According to Mr. Cox, he had been looking for a chance to become a supplier to a large company like Midwest, and this seemed to be the right opportunity. Demand from some of Cox Cable's traditional customers had slackened, and as a result there was excess capacity during the summer. Nevertheless, he wanted to be sure that, from the start, his dealings with Midwest would be profitable, and he had told Meredith that he was looking for cash inflows to exceed cash outflows by at least 25 percent. He also wanted her to confirm that there was sufficient capacity to meet the terms of the contract. He had quickly mentioned a number of other items, but those were secondary to profitability and capacity.
Background
The Cox Cable and Wire Company sold a variety of products for the telecommunications industry. At its Indianapolis plant, the company purchased uncoated wire in standard gauges, assembled it into multi wire cables, and then applied various coatings according to customer specification. The plant essentially made products in two basic families-standard plastic and high-quality Teflon. The two coatings came in a variety of colors, but these were changed easily by introducing different dyes into the basic coating liquid.

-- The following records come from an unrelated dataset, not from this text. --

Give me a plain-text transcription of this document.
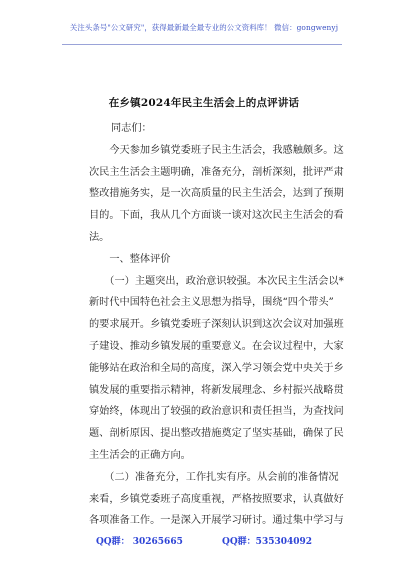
关注头条号"公文研究"，获得最新最全最专业的公文资料库！ 微信：gongwenyj
在乡镇2024年民主生活会上的点评讲话
同志们：
　　今天参加乡镇党委班子民主生活会，我感触颇多。这
次民主生活会主题明确，准备充分，剖析深刻，批评严肃
整改措施务实，是一次高质量的民主生活会，达到了预期
目的。下面，我从几个方面谈一谈对这次民主生活会的看
法。
　　一、整体评价
　　（一）主题突出，政治意识较强。本次民主生活会以*
新时代中国特色社会主义思想为指导，围绕“四个带头”
的要求展开。乡镇党委班子深刻认识到这次会议对加强班
子建设、推动乡镇发展的重要意义。在会议过程中，大家
能够站在政治和全局的高度，深入学习领会党中央关于乡
镇发展的重要指示精神，将新发展理念、乡村振兴战略贯
穿始终，体现出了较强的政治意识和责任担当，为查找问
题、剖析原因、提出整改措施奠定了坚实基础，确保了民
主生活会的正确方向。
　　（二）准备充分，工作扎实有序。从会前的准备情况
来看，乡镇党委班子高度重视，严格按照要求，认真做好
各项准备工作。一是深入开展学习研讨。通过集中学习与
QQ群： 30265665	QQ群：535304092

The production facilities at Indianapolis consisted of two independent process trains (semi automated production lines), referred to as the General and National trains, after the companies that manufactured them. Both the plastic coated and the Teflon-coated cable could be produced on either process train; however, Teflon coating was a faster process due to curing requirements. Planning at Cox Cable was usually done on an annual and then a quarterly basis. The labor force was determined by analyzing forecast demand for the coming year, although revisions were possible as the year developed. Then, on a quarterly basis, more specific machine schedules were made up. Each quarter the process trains were usually shut down for planned maintenance, but the maintenance schedules were determined at the last minute, after production plans were in place, and they were often postponed when the schedule was tight.
As a result of recent expansions, there was not much storage space in the plant. Cable could temporarily be stored in the shipping area for the purposes of loading trucks, but there was no space for cable to be stored for future deliveries. Additional inventory space was available at a nearby public warehouse.
Meredith had become familiar with all of this information during her first week as a summer intern. At the end of the week, she had met with Mr. Cox and he had outlined the Midwest contract negotiation.